No AA is not a cult or a religion. Many AA meetings have an overtly Christian Religious tone. This frightened me away. Being an atheist myself (I won’t get into my attempts to pray-the-gay-away as a youngster) I personally had a lot of anger and resentment towards any religious dogma during my active addiction and during early sobriety. For me AA has offered a twofold solution . 1. The fellowship. AA is a mutual support group. 2. The 12 Steps. The Program.
AA has many distinctive words and phrases commonly used by it’s adherents. This can give us the air of being cultish, exclusive. I am going to outline a few which I have encountered, as well as their approximate definitions. I had challenges with much of this, especially during early sobriety. Please don’t be alarmed when you hear anything different sounding, although I attempt to moderate my own speech to take into account the newcomer…you will undoubtedly hear the following. Please don’t ever hesitate to ask us any questions you may have.
Open Meeting: The opposite of a closed meeting. This meeting format is open to alcoholics and their families and to anyone interested in solving a personal drinking problem or helping someone else to solve such a problem
Closed Meeting: This meeting type is limited to alcoholics and those who think or know they have a problem with drinking and “have a desire to stop drinking.”

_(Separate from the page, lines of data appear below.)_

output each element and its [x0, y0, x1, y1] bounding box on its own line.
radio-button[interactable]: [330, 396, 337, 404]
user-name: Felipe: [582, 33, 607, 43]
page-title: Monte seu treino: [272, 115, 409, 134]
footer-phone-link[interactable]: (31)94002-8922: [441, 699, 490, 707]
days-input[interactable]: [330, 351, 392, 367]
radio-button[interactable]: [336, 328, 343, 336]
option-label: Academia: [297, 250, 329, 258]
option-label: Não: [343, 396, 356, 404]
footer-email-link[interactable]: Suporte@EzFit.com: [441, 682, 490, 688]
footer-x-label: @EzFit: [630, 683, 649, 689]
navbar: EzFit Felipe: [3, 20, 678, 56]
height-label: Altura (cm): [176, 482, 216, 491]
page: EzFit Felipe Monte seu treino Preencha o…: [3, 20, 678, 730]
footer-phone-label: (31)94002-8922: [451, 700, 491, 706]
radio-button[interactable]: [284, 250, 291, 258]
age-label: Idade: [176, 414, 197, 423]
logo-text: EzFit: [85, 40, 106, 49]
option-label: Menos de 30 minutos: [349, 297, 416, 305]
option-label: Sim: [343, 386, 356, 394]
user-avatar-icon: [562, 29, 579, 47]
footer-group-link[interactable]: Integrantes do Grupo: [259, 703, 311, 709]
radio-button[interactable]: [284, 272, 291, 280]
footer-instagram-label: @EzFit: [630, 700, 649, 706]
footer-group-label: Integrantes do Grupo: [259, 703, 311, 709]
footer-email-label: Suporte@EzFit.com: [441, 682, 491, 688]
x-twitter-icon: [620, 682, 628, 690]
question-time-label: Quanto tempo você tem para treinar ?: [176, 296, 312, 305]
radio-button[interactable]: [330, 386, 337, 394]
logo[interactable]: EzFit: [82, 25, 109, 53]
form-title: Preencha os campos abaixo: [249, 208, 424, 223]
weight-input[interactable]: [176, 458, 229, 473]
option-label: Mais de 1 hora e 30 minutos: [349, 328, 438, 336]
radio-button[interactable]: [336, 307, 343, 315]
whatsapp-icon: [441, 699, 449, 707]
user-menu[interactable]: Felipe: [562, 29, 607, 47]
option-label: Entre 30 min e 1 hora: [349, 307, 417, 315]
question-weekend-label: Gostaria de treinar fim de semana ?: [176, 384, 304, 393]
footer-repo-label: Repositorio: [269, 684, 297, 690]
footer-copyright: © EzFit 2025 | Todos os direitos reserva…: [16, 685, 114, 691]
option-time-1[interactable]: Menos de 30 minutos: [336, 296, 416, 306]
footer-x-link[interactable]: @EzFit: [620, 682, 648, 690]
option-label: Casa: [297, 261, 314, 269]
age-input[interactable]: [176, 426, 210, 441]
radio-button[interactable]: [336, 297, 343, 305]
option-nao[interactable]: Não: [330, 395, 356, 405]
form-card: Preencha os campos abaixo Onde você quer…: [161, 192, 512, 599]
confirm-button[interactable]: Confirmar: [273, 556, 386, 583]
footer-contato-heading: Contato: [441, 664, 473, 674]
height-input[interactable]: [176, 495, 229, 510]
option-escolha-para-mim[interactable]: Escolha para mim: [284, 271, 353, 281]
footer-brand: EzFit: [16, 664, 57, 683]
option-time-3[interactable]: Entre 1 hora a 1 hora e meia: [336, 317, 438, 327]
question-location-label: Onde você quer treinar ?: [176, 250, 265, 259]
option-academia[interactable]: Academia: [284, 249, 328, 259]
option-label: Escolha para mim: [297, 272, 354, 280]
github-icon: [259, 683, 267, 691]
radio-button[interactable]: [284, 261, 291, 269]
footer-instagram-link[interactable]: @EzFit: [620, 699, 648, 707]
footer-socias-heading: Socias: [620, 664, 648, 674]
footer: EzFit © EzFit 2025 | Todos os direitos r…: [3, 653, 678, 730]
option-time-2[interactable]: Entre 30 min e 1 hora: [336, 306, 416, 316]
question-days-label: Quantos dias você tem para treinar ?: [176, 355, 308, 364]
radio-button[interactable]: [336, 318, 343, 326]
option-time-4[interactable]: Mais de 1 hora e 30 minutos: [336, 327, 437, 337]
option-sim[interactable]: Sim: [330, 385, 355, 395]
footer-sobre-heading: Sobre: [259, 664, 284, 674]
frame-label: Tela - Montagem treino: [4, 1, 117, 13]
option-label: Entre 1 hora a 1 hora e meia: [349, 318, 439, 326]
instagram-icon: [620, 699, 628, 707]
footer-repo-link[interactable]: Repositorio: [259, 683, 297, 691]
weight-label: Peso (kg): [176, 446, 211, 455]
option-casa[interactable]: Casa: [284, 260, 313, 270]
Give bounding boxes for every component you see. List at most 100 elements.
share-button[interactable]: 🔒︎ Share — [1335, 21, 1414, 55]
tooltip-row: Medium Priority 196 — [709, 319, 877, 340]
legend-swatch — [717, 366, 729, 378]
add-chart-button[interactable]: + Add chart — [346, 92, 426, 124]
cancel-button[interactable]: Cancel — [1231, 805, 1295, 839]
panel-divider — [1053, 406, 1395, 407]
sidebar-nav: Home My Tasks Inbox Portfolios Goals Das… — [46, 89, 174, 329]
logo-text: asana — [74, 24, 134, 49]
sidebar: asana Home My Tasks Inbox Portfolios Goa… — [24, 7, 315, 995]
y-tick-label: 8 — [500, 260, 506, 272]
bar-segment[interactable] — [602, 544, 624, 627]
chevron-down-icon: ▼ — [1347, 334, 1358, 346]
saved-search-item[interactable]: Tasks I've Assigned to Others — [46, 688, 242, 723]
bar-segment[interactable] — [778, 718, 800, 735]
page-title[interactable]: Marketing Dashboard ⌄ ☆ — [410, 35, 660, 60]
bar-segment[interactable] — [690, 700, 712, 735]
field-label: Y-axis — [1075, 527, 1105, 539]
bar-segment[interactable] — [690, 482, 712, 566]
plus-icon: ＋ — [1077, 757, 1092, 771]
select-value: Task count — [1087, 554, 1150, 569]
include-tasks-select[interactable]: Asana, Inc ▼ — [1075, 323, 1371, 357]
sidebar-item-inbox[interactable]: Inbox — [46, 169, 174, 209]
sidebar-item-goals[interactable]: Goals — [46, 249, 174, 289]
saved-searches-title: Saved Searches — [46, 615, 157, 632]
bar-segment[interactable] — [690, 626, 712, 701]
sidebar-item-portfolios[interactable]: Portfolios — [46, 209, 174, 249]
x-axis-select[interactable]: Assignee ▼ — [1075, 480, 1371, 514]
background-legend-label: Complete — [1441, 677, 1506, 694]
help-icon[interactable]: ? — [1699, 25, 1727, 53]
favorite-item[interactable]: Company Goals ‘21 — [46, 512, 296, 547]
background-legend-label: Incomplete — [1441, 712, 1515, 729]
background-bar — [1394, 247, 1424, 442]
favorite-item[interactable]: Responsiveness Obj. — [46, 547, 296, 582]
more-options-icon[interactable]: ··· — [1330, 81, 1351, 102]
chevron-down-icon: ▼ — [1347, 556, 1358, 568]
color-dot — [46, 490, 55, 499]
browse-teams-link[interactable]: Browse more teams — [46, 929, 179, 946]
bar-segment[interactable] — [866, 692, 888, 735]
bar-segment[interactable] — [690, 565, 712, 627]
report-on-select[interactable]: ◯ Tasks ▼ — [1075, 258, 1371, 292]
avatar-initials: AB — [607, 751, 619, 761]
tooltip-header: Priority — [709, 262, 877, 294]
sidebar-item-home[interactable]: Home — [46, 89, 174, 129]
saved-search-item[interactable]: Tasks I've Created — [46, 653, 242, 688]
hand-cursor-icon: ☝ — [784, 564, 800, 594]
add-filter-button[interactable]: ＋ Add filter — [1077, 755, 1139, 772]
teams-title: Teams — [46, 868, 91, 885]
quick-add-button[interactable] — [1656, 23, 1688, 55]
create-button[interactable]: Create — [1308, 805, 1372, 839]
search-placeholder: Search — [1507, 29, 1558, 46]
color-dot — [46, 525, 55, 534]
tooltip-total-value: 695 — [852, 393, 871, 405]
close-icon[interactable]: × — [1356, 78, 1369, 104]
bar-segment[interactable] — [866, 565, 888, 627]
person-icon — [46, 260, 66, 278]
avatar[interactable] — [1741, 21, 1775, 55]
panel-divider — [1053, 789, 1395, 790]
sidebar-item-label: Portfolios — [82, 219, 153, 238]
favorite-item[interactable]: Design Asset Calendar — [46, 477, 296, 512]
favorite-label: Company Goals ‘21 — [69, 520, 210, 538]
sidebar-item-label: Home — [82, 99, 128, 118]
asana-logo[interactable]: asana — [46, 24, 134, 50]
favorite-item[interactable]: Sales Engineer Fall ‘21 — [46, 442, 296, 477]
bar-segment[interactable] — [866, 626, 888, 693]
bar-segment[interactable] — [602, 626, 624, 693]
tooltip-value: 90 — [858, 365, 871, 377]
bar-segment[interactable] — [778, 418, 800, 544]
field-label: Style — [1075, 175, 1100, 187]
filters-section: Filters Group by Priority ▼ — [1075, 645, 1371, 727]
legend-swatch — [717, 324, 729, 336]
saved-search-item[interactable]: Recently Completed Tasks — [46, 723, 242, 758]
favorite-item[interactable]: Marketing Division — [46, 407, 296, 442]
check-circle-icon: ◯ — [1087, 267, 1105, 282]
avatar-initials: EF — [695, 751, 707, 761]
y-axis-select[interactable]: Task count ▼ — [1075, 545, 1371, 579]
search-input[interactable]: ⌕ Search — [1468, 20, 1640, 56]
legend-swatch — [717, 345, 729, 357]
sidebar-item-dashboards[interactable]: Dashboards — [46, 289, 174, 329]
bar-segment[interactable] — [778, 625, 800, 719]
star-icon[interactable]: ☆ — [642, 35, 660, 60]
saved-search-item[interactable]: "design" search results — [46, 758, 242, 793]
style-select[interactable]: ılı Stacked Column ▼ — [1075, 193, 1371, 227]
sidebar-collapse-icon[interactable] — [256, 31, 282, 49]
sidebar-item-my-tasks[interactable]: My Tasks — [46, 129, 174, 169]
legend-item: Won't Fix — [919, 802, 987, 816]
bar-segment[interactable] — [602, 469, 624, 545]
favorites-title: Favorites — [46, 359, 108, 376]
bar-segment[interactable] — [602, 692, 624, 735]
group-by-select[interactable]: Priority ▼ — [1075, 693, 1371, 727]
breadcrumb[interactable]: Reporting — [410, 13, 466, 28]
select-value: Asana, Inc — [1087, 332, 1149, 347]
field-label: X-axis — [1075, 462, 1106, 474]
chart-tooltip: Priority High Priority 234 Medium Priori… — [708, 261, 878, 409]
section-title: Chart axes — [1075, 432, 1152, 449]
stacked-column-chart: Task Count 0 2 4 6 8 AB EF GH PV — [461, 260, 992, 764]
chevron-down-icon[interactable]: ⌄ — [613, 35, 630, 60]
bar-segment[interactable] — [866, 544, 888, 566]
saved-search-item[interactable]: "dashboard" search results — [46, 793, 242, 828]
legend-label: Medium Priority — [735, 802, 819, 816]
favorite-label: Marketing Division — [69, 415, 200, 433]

Program: The program is an optional part of the AA fellowship. The suggested program is a 12 step program of recovery. The AA fellowship is very frequently referred to as a ‘program’, mistakenly, by members. As these steps are merely a suggestion, they are entirely optional.
Fellowship: 1. friendly association, especially with people who share one’s interests. Mutual support.
Big Book: Alcoholics Anonymous is the actual book title. This book is NOT the bible (as I first thought). This book was written in 1939, making it very old fashioned and offensive to many of us. It is an interesting historical read, with much of value between the lines, but absolutely not essential to achieving sobriety.
Sponsor: Again this is stressed in more traditional AA circles. ‘an alcoholic who has made some progress in recovery shares that experience on a continuous, individual basis with another alcoholic who is attempting to attain or maintain sobriety through AA.’ Speaking from a personal perspective, I resisted getting a sponsor for a couple of years, currently I do have one and I couldn’t be happier. This individual helps to keep me grounded and frequently calls me on my BS. An excellent sounding board.
The Rooms: A personal favourite. This simply refers to the rooms where AA meetings are held. You are likely to encounter this one frequently.